No diving expedition to North Donegal would be complete without a dive on the iconic White Star ocean liner HMT Justicia, which lies in 72 metres. Initially launched as the Statendam in 1914, the Justicia was assigned to the White Star Line and operated as a troop transport.  While sailing from Belfast to New York on the 19th July 1918, the Justicia was attacked by UB-64, which fired 4 torpedoes wounding the ship. The majority of the crew where evacuated and the ship was taken into tow by a recuse party. Subsequently, however, UB-124 attacked Justicia while under tow on the 20th July, resulting in the sinking of the ship and the loss of 16 crew. The bow of this once great ocean liner has become one of the most iconic images of technical diving and is the main focus of the majority of dives on this wreck. The wreck itself sits upright on the seabed and has mostly collapsed due to the severe North Atlantic storms. Nonetheless, at 225 metres in length, the wreck provides endless possibilities for exploration and photography.    
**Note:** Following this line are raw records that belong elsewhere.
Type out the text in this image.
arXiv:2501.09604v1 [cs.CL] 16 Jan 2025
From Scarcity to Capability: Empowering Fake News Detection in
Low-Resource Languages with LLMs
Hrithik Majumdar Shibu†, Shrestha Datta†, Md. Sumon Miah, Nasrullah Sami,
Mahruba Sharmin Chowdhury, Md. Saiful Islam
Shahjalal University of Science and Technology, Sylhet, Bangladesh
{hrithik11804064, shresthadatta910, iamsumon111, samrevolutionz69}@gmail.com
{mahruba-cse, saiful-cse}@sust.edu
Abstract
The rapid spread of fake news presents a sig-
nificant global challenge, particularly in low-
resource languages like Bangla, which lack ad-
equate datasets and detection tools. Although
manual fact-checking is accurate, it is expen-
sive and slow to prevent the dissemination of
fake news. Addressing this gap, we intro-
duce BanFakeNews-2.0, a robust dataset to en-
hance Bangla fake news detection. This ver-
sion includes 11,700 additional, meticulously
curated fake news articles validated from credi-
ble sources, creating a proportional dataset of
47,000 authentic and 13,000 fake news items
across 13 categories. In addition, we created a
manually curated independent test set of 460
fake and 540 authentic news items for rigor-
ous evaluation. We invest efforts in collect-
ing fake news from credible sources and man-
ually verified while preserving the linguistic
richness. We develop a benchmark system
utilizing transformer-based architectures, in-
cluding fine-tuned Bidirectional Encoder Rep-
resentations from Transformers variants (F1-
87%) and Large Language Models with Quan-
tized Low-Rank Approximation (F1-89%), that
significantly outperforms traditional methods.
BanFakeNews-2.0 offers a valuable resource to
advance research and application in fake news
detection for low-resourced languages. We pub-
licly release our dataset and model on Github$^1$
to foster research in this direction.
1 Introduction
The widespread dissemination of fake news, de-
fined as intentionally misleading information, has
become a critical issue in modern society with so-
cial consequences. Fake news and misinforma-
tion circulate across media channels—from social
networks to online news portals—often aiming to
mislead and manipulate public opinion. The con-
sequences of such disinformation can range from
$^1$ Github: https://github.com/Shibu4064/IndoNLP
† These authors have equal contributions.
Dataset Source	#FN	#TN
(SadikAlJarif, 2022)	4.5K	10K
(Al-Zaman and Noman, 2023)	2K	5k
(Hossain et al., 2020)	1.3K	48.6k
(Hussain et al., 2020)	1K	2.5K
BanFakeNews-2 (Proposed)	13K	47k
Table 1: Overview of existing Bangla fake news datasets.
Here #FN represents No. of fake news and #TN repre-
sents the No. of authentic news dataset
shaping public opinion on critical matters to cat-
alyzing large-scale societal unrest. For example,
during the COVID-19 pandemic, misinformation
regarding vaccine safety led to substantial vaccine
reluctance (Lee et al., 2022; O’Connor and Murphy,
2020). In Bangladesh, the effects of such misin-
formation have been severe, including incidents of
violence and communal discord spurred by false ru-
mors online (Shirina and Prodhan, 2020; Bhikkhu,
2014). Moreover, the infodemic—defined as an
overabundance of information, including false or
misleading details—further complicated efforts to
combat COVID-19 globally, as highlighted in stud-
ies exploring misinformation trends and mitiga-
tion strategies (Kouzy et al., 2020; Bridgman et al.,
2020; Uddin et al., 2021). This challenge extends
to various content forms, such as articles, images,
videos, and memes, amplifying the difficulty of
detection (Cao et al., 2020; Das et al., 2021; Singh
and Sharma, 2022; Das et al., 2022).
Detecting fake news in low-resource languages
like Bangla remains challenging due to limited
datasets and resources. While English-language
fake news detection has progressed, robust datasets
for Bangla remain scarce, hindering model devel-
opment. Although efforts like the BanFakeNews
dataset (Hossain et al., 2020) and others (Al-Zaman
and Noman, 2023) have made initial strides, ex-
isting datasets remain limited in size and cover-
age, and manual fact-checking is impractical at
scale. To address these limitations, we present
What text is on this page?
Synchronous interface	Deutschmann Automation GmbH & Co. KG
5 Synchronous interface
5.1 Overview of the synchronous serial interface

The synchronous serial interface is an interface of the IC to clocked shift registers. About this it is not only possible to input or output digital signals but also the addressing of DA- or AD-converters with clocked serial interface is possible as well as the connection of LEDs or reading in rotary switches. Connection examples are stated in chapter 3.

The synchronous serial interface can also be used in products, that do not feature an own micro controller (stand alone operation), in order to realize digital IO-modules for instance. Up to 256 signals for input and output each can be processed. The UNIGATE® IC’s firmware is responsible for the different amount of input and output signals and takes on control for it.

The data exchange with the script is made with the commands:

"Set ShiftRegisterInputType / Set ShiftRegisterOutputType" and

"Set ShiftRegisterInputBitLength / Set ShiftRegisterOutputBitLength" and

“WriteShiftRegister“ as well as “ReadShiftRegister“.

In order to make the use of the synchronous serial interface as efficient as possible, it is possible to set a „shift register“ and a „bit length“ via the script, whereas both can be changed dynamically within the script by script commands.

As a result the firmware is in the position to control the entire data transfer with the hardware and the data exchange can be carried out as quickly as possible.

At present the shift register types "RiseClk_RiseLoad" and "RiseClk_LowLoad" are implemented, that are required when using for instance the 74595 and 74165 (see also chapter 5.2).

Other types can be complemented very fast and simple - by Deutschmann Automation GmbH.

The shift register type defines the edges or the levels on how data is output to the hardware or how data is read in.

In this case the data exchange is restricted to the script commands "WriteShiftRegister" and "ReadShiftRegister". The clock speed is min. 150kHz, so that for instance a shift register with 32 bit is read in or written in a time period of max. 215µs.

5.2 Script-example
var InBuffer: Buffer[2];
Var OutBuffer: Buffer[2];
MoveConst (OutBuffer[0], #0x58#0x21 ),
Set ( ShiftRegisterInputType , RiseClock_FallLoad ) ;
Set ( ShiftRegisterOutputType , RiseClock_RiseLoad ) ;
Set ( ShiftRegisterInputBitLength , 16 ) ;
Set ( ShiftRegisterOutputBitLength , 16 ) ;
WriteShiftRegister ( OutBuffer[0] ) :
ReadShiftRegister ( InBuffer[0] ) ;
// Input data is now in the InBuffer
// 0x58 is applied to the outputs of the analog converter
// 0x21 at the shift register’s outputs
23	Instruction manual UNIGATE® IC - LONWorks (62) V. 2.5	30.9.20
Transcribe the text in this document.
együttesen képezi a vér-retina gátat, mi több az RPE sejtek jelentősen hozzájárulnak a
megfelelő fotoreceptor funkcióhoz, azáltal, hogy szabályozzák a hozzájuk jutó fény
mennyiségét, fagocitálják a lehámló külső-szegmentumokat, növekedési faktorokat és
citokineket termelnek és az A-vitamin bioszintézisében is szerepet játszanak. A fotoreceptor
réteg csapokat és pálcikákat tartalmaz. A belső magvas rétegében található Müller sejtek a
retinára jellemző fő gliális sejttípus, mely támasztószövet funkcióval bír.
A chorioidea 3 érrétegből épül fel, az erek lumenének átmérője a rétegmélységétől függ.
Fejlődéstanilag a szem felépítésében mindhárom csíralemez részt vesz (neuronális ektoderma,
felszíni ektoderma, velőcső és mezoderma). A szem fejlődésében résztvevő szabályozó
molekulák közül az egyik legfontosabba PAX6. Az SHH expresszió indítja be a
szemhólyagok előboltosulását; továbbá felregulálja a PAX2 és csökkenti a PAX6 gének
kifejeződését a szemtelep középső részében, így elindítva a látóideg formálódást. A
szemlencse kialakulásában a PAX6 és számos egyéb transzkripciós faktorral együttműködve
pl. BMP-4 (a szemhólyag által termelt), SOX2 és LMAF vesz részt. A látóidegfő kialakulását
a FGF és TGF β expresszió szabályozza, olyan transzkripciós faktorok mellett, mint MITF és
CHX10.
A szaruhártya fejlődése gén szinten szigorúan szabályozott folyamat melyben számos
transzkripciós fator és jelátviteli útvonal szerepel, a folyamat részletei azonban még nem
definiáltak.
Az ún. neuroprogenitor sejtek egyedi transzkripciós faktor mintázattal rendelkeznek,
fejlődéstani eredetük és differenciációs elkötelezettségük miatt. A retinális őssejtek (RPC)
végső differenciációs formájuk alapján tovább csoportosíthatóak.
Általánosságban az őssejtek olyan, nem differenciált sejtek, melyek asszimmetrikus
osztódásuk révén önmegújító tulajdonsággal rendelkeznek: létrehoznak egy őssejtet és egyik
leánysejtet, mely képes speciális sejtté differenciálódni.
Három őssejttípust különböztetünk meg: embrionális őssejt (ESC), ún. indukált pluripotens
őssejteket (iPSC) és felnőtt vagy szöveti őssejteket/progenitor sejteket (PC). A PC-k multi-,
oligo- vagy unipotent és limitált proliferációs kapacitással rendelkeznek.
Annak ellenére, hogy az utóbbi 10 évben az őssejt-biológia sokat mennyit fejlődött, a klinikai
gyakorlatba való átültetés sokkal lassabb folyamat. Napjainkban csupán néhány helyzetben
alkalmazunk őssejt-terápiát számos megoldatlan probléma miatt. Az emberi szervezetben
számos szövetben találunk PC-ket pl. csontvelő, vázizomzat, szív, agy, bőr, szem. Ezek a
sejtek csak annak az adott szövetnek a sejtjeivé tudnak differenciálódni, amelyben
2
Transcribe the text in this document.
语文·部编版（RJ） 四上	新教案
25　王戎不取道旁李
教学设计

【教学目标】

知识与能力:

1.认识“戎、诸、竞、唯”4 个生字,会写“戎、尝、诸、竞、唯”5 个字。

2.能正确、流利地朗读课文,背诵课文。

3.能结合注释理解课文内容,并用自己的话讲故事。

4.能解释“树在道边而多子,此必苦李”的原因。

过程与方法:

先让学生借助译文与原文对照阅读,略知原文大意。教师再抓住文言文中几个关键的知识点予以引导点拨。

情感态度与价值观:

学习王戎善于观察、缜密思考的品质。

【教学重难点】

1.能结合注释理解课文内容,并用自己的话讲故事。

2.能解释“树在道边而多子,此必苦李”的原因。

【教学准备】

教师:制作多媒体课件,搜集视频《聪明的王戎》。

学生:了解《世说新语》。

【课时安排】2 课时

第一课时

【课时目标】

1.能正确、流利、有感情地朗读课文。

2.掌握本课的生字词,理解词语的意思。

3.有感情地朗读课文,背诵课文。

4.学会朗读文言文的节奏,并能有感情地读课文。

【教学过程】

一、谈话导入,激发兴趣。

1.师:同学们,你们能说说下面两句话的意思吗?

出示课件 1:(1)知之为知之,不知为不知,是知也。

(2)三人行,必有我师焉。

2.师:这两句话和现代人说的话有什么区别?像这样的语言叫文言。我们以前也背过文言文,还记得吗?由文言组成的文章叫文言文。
The sense of adventure when diving off the North Coast of Donegal can be captured by diving one of the many seldom-dived wrecks. Many of these wrecks contain a wealth of untold history, no more so than the wreck of HMS Viknor in 86 metres. Originally called the RMS Atrato, it was launched in 1888 and later renamed SS Viking before finally being requisitioned as a naval auxiliary and renamed Viknor by the Admiralty, at the outbreak of the First World War. The Viknor was originally thought to have been lost in heavy seas while on patrol on the 13th January 1915 with the loss of all hands. However, in 2007, this long forgotten wreck was discovered again by a group of British and Irish technical divers led by the British technical diving team Darkstar. Since this initial dive, many untold aspects of the story have been uncovered, including the fact that the Viknor was likely lost due to contact with a mine from the same minefield that had previously sealed the fate of HMS Audacious.

The north coast of Donegal has a wealth of maritime history that has yet to be fully discovered. Coupled with the natural beauty of the rugged coastline and the warm and welcoming atmosphere of the local village with its many pubs and restaurants, the potential for a unique diving expedition makes it a must-do on every technical diver’s wish list. Diving the wrecks in this area of the North Atlantic with its clear ‘blue’ water allows the diver to fully comprehend the sheer scale and significance of these once great vessels and offers a unique experience in technical diving exploration. An experience that you find many divers coming back to year after year!